Y ahora viene verdaderamente lo mejor. Mi admirado Evagrio no sólo supo definir las piedras del camino, sino que nos regaló concretísimas  y claras instrucciones para superarlas. Así, las pasiones esenciales (la gula, la lujuria y la codicia), las que nos conectan con nuestra naturaleza animal y con la estricta supervivencia, pueden superarse a través del ayuno, la austeridad y la generosidad. Hasta aquí, nada especialmente difícil. El resto de las pasiones, fruto de los phantasmatas mentales y emocionales, se superan con la práctica de la contemplación. Es en la contemplación de lo interno y lo externo, donde puede superarse la condición fangosa de lo humano. Es en el silencio, donde se puede trascender la limitación de las pasiones para intuir la naturaleza real de lo Humano.

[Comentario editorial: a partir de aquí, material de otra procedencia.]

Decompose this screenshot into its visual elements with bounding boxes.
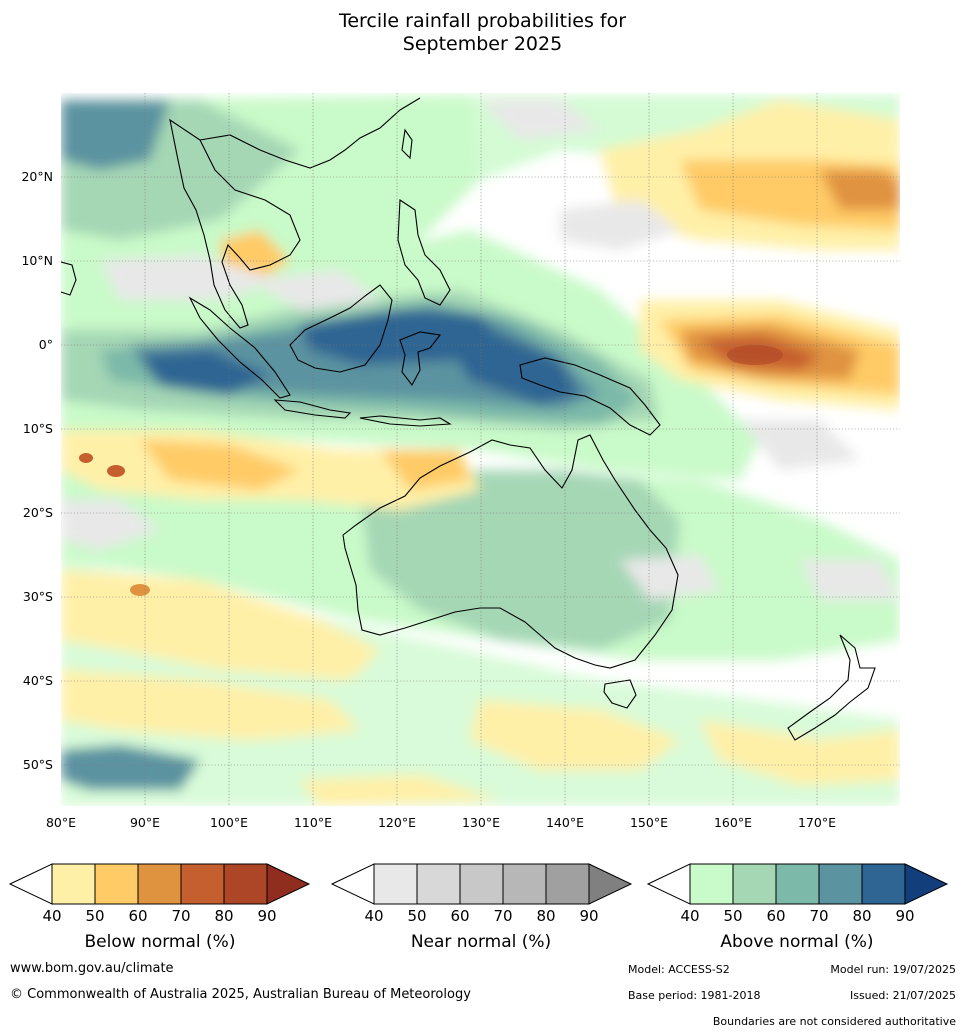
lon-label: 80°E [46, 815, 76, 830]
colorbar-tick-label: 60 [450, 907, 469, 925]
title-line-2: September 2025 [402, 33, 563, 55]
colorbar-extend-high [904, 863, 949, 905]
website-link[interactable]: www.bom.gov.au/climate [10, 961, 174, 976]
lat-label: 10°N [21, 253, 53, 268]
base-period: Base period: 1981-2018 [628, 989, 761, 1002]
colorbar-below-title: Below normal (%) [84, 932, 236, 952]
colorbar-extend-high [266, 863, 311, 905]
colorbar-tick-label: 50 [407, 907, 426, 925]
colorbar-tick-label: 80 [214, 907, 233, 925]
lat-label: 10°S [23, 421, 53, 436]
colorbar-segment [416, 863, 461, 905]
issued-date: Issued: 21/07/2025 [849, 989, 956, 1002]
colorbar-tick-label: 40 [364, 907, 383, 925]
colorbar-above-title: Above normal (%) [720, 932, 874, 952]
colorbar-segment [775, 863, 820, 905]
colorbar-tick-label: 40 [680, 907, 699, 925]
colorbar-tick-label: 70 [809, 907, 828, 925]
colorbar-segment [180, 863, 225, 905]
colorbar-extend-low [8, 863, 53, 905]
colorbar-above-normal: 40 50 60 70 80 90 [646, 863, 949, 925]
colorbar-segment [689, 863, 734, 905]
colorbar-segment [545, 863, 590, 905]
coastlines [61, 97, 876, 741]
lat-label: 0° [39, 337, 53, 352]
lon-label: 100°E [210, 815, 248, 830]
lat-label: 40°S [23, 673, 53, 688]
colorbar-segment [223, 863, 268, 905]
lat-label: 20°S [23, 505, 53, 520]
colorbar-segment [137, 863, 182, 905]
colorbar-segment [861, 863, 906, 905]
graticule [61, 93, 900, 806]
longitude-labels: 80°E 90°E 100°E 110°E 120°E 130°E 140°E … [46, 815, 836, 830]
lon-label: 110°E [294, 815, 332, 830]
colorbar-tick-label: 70 [493, 907, 512, 925]
title-line-1: Tercile rainfall probabilities for [338, 10, 627, 32]
colorbar-extend-low [330, 863, 375, 905]
colorbar-tick-label: 80 [852, 907, 871, 925]
colorbar-near-title: Near normal (%) [410, 932, 552, 952]
colorbar-below-normal: 40 50 60 70 80 90 [8, 863, 311, 925]
model-run: Model run: 19/07/2025 [830, 963, 956, 976]
lon-label: 90°E [130, 815, 160, 830]
colorbar-tick-label: 60 [128, 907, 147, 925]
colorbar-tick-label: 60 [766, 907, 785, 925]
colorbar-segment [94, 863, 139, 905]
lon-label: 170°E [798, 815, 836, 830]
colorbar-tick-label: 80 [536, 907, 555, 925]
colorbar-tick-label: 50 [723, 907, 742, 925]
colorbar-tick-label: 90 [579, 907, 598, 925]
lon-label: 160°E [714, 815, 752, 830]
colorbar-tick-label: 40 [42, 907, 61, 925]
colorbar-segment [51, 863, 96, 905]
lat-label: 50°S [23, 757, 53, 772]
latitude-labels: 20°N 10°N 0° 10°S 20°S 30°S 40°S 50°S [21, 169, 53, 772]
lon-label: 150°E [630, 815, 668, 830]
lon-label: 120°E [378, 815, 416, 830]
boundaries-disclaimer: Boundaries are not considered authoritat… [712, 1015, 956, 1028]
lat-label: 20°N [21, 169, 53, 184]
lon-label: 140°E [546, 815, 584, 830]
colorbar-segment [373, 863, 418, 905]
colorbar-tick-label: 70 [171, 907, 190, 925]
colorbar-tick-label: 50 [85, 907, 104, 925]
lon-label: 130°E [462, 815, 500, 830]
map-title: Tercile rainfall probabilities for Septe… [0, 10, 965, 56]
colorbar-segment [818, 863, 863, 905]
colorbar-tick-label: 90 [895, 907, 914, 925]
colorbar-segment [502, 863, 547, 905]
lat-label: 30°S [23, 589, 53, 604]
colorbar-near-normal: 40 50 60 70 80 90 [330, 863, 633, 925]
colorbar-extend-high [588, 863, 633, 905]
model-name: Model: ACCESS-S2 [628, 963, 730, 976]
colorbar-extend-low [646, 863, 691, 905]
copyright-text: © Commonwealth of Australia 2025, Austra… [10, 987, 471, 1002]
colorbar-tick-label: 90 [257, 907, 276, 925]
colorbar-segment [732, 863, 777, 905]
probability-field [61, 93, 900, 806]
colorbar-segment [459, 863, 504, 905]
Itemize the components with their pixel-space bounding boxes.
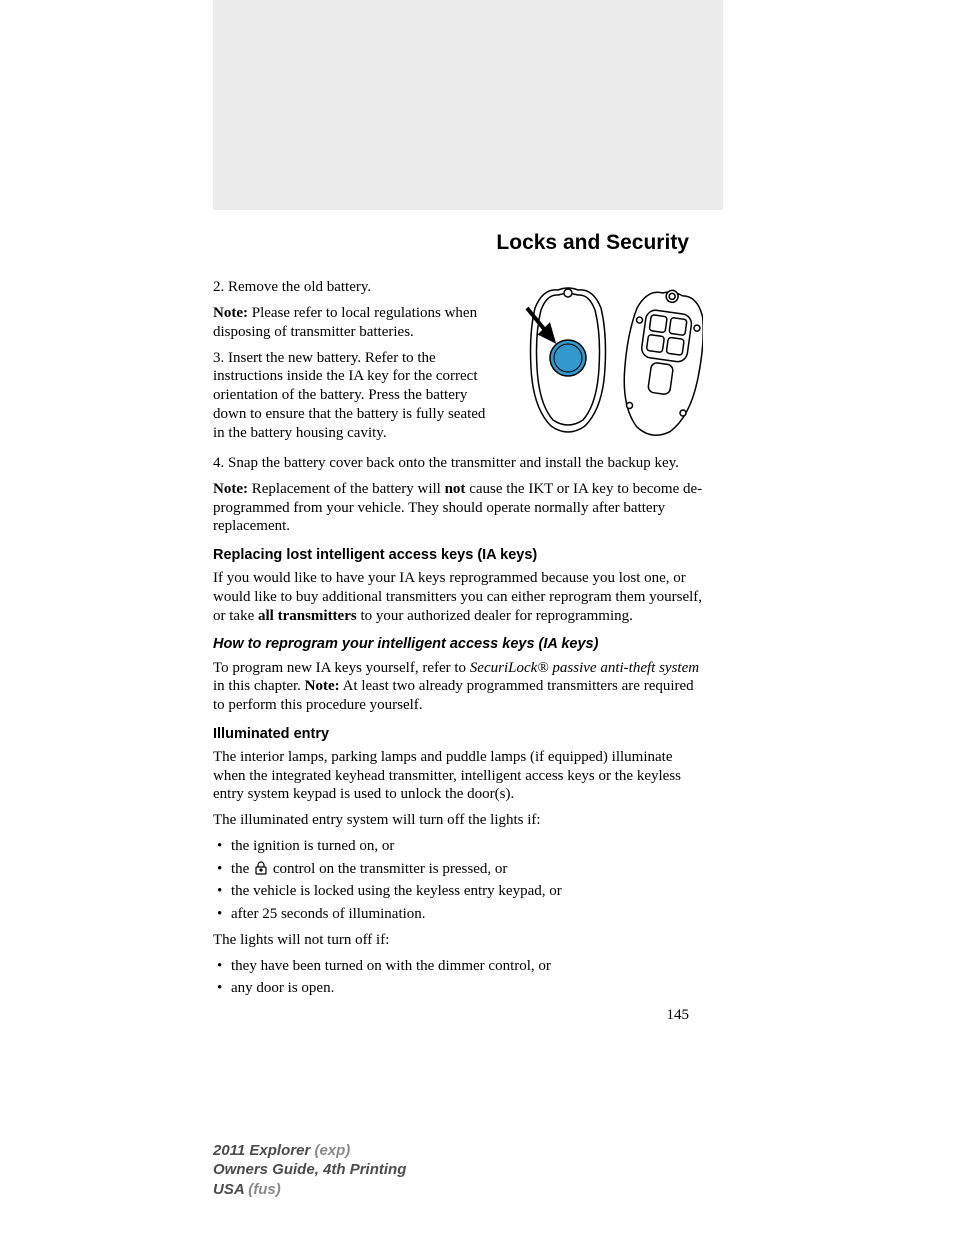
- howto-heading: How to reprogram your intelligent access…: [213, 635, 703, 653]
- page-number: 145: [213, 1006, 703, 1025]
- howto-paragraph: To program new IA keys yourself, refer t…: [213, 659, 703, 715]
- footer-line-1: 2011 Explorer (exp): [213, 1141, 406, 1161]
- replacing-paragraph: If you would like to have your IA keys r…: [213, 569, 703, 625]
- illum-p2: The illuminated entry system will turn o…: [213, 811, 703, 830]
- list-item: they have been turned on with the dimmer…: [213, 957, 703, 976]
- footer-line-2: Owners Guide, 4th Printing: [213, 1160, 406, 1180]
- list-item: the ignition is turned on, or: [213, 837, 703, 856]
- footer-block: 2011 Explorer (exp) Owners Guide, 4th Pr…: [213, 1141, 406, 1200]
- page-content: Locks and Security 2. Remove the old bat…: [213, 230, 703, 1025]
- list-item: after 25 seconds of illumination.: [213, 905, 703, 924]
- replacing-heading: Replacing lost intelligent access keys (…: [213, 546, 703, 564]
- illuminated-heading: Illuminated entry: [213, 725, 703, 743]
- lock-icon: [253, 861, 269, 875]
- section-title: Locks and Security: [213, 230, 703, 256]
- list-item: any door is open.: [213, 979, 703, 998]
- footer-line-3: USA (fus): [213, 1180, 406, 1200]
- list-item: the vehicle is locked using the keyless …: [213, 882, 703, 901]
- lights-stay-list: they have been turned on with the dimmer…: [213, 957, 703, 999]
- list-item: the control on the transmitter is presse…: [213, 860, 703, 879]
- step-4: 4. Snap the battery cover back onto the …: [213, 454, 703, 473]
- gray-header-block: [213, 0, 723, 210]
- illum-p3: The lights will not turn off if:: [213, 931, 703, 950]
- note-1: Note: Please refer to local regulations …: [213, 304, 499, 342]
- lights-off-list: the ignition is turned on, or the contro…: [213, 837, 703, 924]
- battery-text-column: 2. Remove the old battery. Note: Please …: [213, 278, 499, 454]
- step-2: 2. Remove the old battery.: [213, 278, 499, 297]
- note-2: Note: Replacement of the battery will no…: [213, 480, 703, 536]
- step-3: 3. Insert the new battery. Refer to the …: [213, 349, 499, 443]
- illum-p1: The interior lamps, parking lamps and pu…: [213, 748, 703, 804]
- key-fob-diagram: [513, 278, 703, 454]
- battery-instruction-row: 2. Remove the old battery. Note: Please …: [213, 278, 703, 454]
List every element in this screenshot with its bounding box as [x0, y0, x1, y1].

El otro día, Gloria D., compañera de meditación se preguntaba ¿qué pasó para que toda la sabiduría del desierto se perdiera?. Más allá de razones históricas, ideológicas, circunstanciales o políticas, sin duda la pequeñez humana lleva a que la verdadera realización de hombres y sociedades sea algo más aspiracional que real. Pero precisamente en mantener la aspiración, radica también la grandeza del hombre, que persiste por los siglos de los siglos en buscar cómo trascenderse a sí mismo.

Si Evagrio pudiera ver el uso que se dio a su nítida explicación de lo más profundamente humano estoy convencida de que la destruiría inmediatamente, prefiriendo la ignorancia del mundo a la prostitución de su sabiduría. La consideración herética que la iglesia de occidente hizo de algunas de sus ideas, también fue un factor importante en la práctica desaparición de la sabiduría del desierto.

Releer a Evagrio, a Juan Casiano o Antonio Abad en el siglo XXI es una fascinante forma de volver a las fuentes originales, y posiblemente una forma de trascender lo individual para llegar a lo universal.